A relatively fast-paced, tense and gritty B-grade movie, Contraband follows a familiar heist formula to produce a solid dose of escapist entertainment.
Produced by Mark Wahlberg and directed by Baltasar Kormakur, who acted in the original Icelandic thriller Reykjavik-Rotterdam, on which Contraband is based, it's a smuggler's story given the Hollywood treatment and moved from Europe to New Orleans and Panama.
Mark Wahlberg is perfectly cast as Chris Farraday, a reformed blue-collar family man with a dodgy past as being a well-known smuggler. It's a less ambitious role than Wahlberg's recent outings in The Fighter and The Departed, but is the kind of no-nonsense character Wahlberg does well. When Farraday's brother-in-law Andy (Caleb Landry Jones) gets in serious trouble with local drug lord Briggs (Ribisi), Farraday and his family are dragged into the drama and he's left with little choice but to pull off one last job to save his family.

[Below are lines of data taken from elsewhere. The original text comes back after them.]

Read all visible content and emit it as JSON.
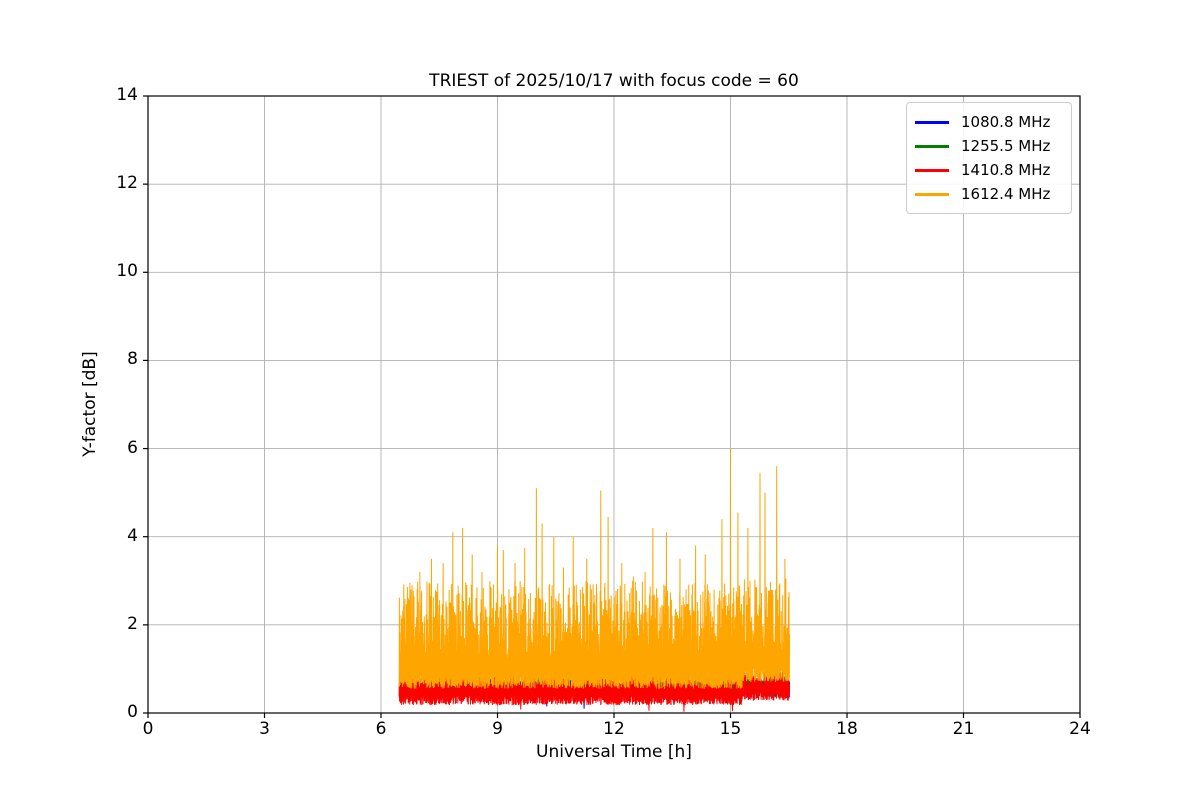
{
  "chart_data": {
    "type": "line",
    "title": "TRIEST of 2025/10/17 with focus code = 60",
    "xlabel": "Universal Time [h]",
    "ylabel": "Y-factor [dB]",
    "xlim": [
      0,
      24
    ],
    "ylim": [
      0,
      14
    ],
    "xticks": [
      0,
      3,
      6,
      9,
      12,
      15,
      18,
      21,
      24
    ],
    "yticks": [
      0,
      2,
      4,
      6,
      8,
      10,
      12,
      14
    ],
    "grid": true,
    "grid_color": "#b0b0b0",
    "frame_color": "#000000",
    "background": "#ffffff",
    "legend": {
      "position": "upper right",
      "border_color": "#cccccc"
    },
    "time_range": {
      "start": 6.47,
      "end": 16.52
    },
    "series": [
      {
        "name": "1080.8 MHz",
        "color": "#0000ff",
        "seed": 101,
        "n": 1800,
        "band_low": [
          0.35,
          0.5
        ],
        "band_high": [
          0.55,
          0.78
        ],
        "high_skew": 1.5,
        "dips": [
          [
            10.27,
            0.15
          ],
          [
            11.23,
            0.1
          ]
        ]
      },
      {
        "name": "1255.5 MHz",
        "color": "#008000",
        "seed": 202,
        "n": 1800,
        "band_low": [
          0.35,
          0.55
        ],
        "band_high": [
          0.6,
          0.85
        ],
        "high_skew": 1.5,
        "peaks": [
          [
            6.55,
            0.95
          ],
          [
            15.45,
            0.98
          ],
          [
            15.55,
            1.0
          ],
          [
            15.75,
            1.02
          ],
          [
            15.9,
            0.95
          ],
          [
            16.25,
            1.05
          ],
          [
            16.35,
            1.0
          ],
          [
            16.45,
            0.98
          ]
        ],
        "peak_falloff": 0.04
      },
      {
        "name": "1410.8 MHz",
        "color": "#ff0000",
        "seed": 303,
        "n": 2600,
        "band_low": [
          0.18,
          0.42
        ],
        "band_high": [
          0.5,
          0.85
        ],
        "high_skew": 1.6,
        "dips": [
          [
            9.6,
            0.08
          ],
          [
            12.9,
            0.05
          ],
          [
            13.8,
            0.03
          ],
          [
            15.05,
            0.04
          ]
        ],
        "end_lift": {
          "from": 15.3,
          "add": 0.1
        }
      },
      {
        "name": "1612.4 MHz",
        "color": "#ffa500",
        "seed": 404,
        "n": 3200,
        "band_low": [
          0.55,
          0.9
        ],
        "band_high": [
          1.2,
          3.0
        ],
        "high_skew": 2.2,
        "end_lift": {
          "from": 15.3,
          "add": 0.15
        },
        "peaks": [
          [
            6.55,
            2.1
          ],
          [
            6.8,
            2.9
          ],
          [
            7.0,
            3.2
          ],
          [
            7.3,
            3.5
          ],
          [
            7.6,
            3.4
          ],
          [
            7.85,
            4.1
          ],
          [
            8.1,
            4.2
          ],
          [
            8.35,
            3.6
          ],
          [
            8.6,
            3.2
          ],
          [
            9.0,
            3.8
          ],
          [
            9.15,
            3.7
          ],
          [
            9.45,
            3.4
          ],
          [
            9.7,
            3.75
          ],
          [
            10.0,
            5.1
          ],
          [
            10.15,
            4.3
          ],
          [
            10.45,
            4.0
          ],
          [
            10.7,
            3.3
          ],
          [
            10.95,
            4.0
          ],
          [
            11.3,
            3.5
          ],
          [
            11.66,
            5.05
          ],
          [
            11.85,
            4.45
          ],
          [
            12.2,
            3.4
          ],
          [
            12.5,
            3.1
          ],
          [
            12.8,
            3.2
          ],
          [
            13.0,
            4.2
          ],
          [
            13.35,
            4.1
          ],
          [
            13.7,
            3.5
          ],
          [
            14.1,
            3.8
          ],
          [
            14.35,
            3.6
          ],
          [
            14.78,
            4.4
          ],
          [
            15.0,
            6.0
          ],
          [
            15.19,
            4.55
          ],
          [
            15.45,
            4.2
          ],
          [
            15.76,
            5.45
          ],
          [
            15.89,
            5.0
          ],
          [
            16.19,
            5.6
          ],
          [
            16.4,
            3.5
          ]
        ],
        "peak_falloff": 0.45
      }
    ]
  }
}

This is one of those films where there are good bad people and real bad people. The good baddies do illegal things for the right reason, and regardless of the laws they break they're likeable and sympathetic enough to get behind. Chris is one of these guys, and the role is a walk in the park for Wahlberg, who hardly breaks a sweat as he threatens local criminals, bribes his way aboard a ship to Panama, organises counterfeit money to smuggle into America, gets caught up in a major gun fight between police and local Panama thugs, and then beats the Customs system to cruise back into America.

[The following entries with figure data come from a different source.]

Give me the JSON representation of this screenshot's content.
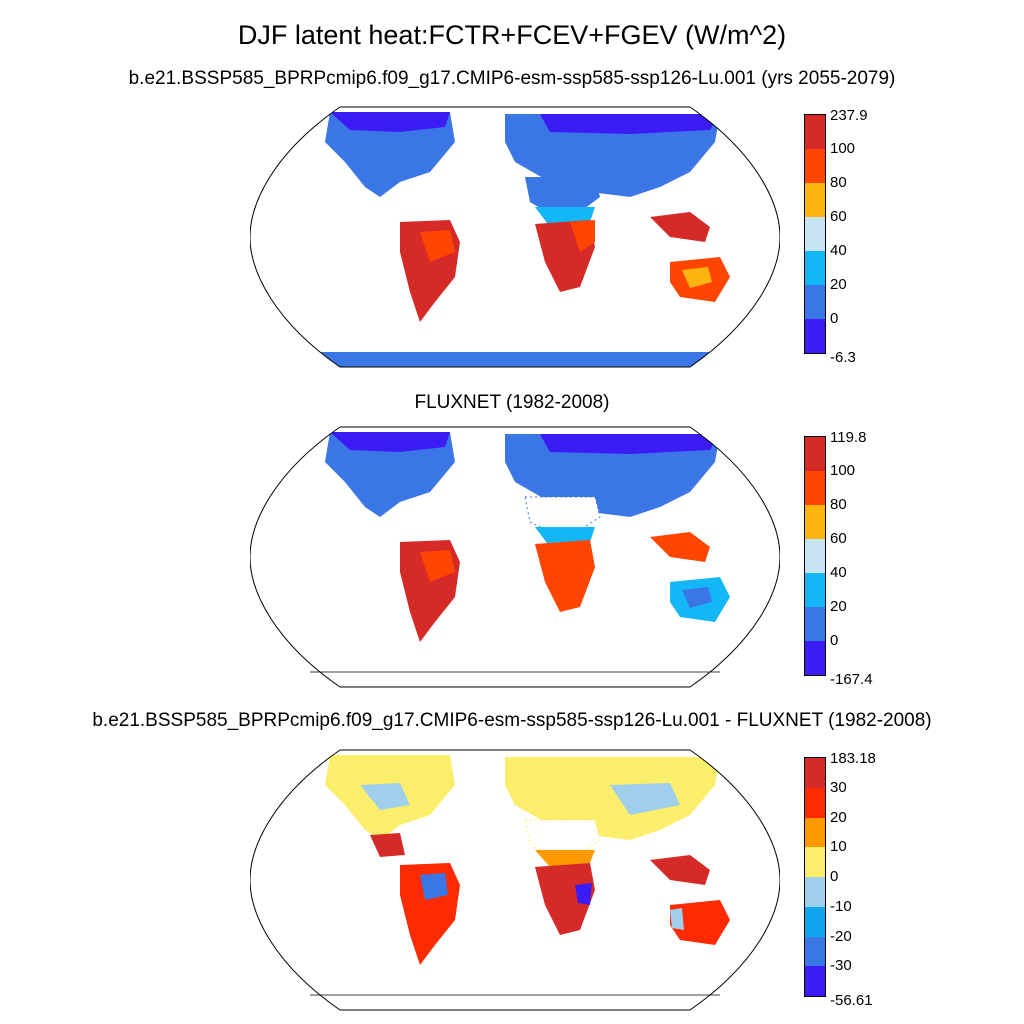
{
  "title": "DJF latent heat:FCTR+FCEV+FGEV (W/m^2)",
  "panels": [
    {
      "title": "b.e21.BSSP585_BPRPcmip6.f09_g17.CMIP6-esm-ssp585-ssp126-Lu.001 (yrs 2055-2079)",
      "colorbar": {
        "labels": [
          "237.9",
          "100",
          "80",
          "60",
          "40",
          "20",
          "0",
          "-6.3"
        ],
        "colors": [
          "#d62a28",
          "#ff4500",
          "#fcb40f",
          "#c6e4f4",
          "#13b7f5",
          "#3b76e6",
          "#3b1cf5"
        ]
      }
    },
    {
      "title": "FLUXNET (1982-2008)",
      "colorbar": {
        "labels": [
          "119.8",
          "100",
          "80",
          "60",
          "40",
          "20",
          "0",
          "-167.4"
        ],
        "colors": [
          "#d62a28",
          "#ff4500",
          "#fcb40f",
          "#c6e4f4",
          "#13b7f5",
          "#3b76e6",
          "#3b1cf5"
        ]
      }
    },
    {
      "title": "b.e21.BSSP585_BPRPcmip6.f09_g17.CMIP6-esm-ssp585-ssp126-Lu.001 - FLUXNET (1982-2008)",
      "colorbar": {
        "labels": [
          "183.18",
          "30",
          "20",
          "10",
          "0",
          "-10",
          "-20",
          "-30",
          "-56.61"
        ],
        "colors": [
          "#d62a28",
          "#ff2a00",
          "#ff9900",
          "#fbee6b",
          "#9fcfec",
          "#13a4f0",
          "#3b76e6",
          "#3b1cf5"
        ]
      }
    }
  ]
}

Its predictability and the film's tendency to keep its ambitions in check that give it a B-grade feel. The plot is outlandish, but in a world where everyone is always corrupt, anything is readily achievable; it's all part of the fun. There's a cheat on the action as well, with a reliance on stylistically shaky camerawork failing to make up for a lack of coherency in the action scenes.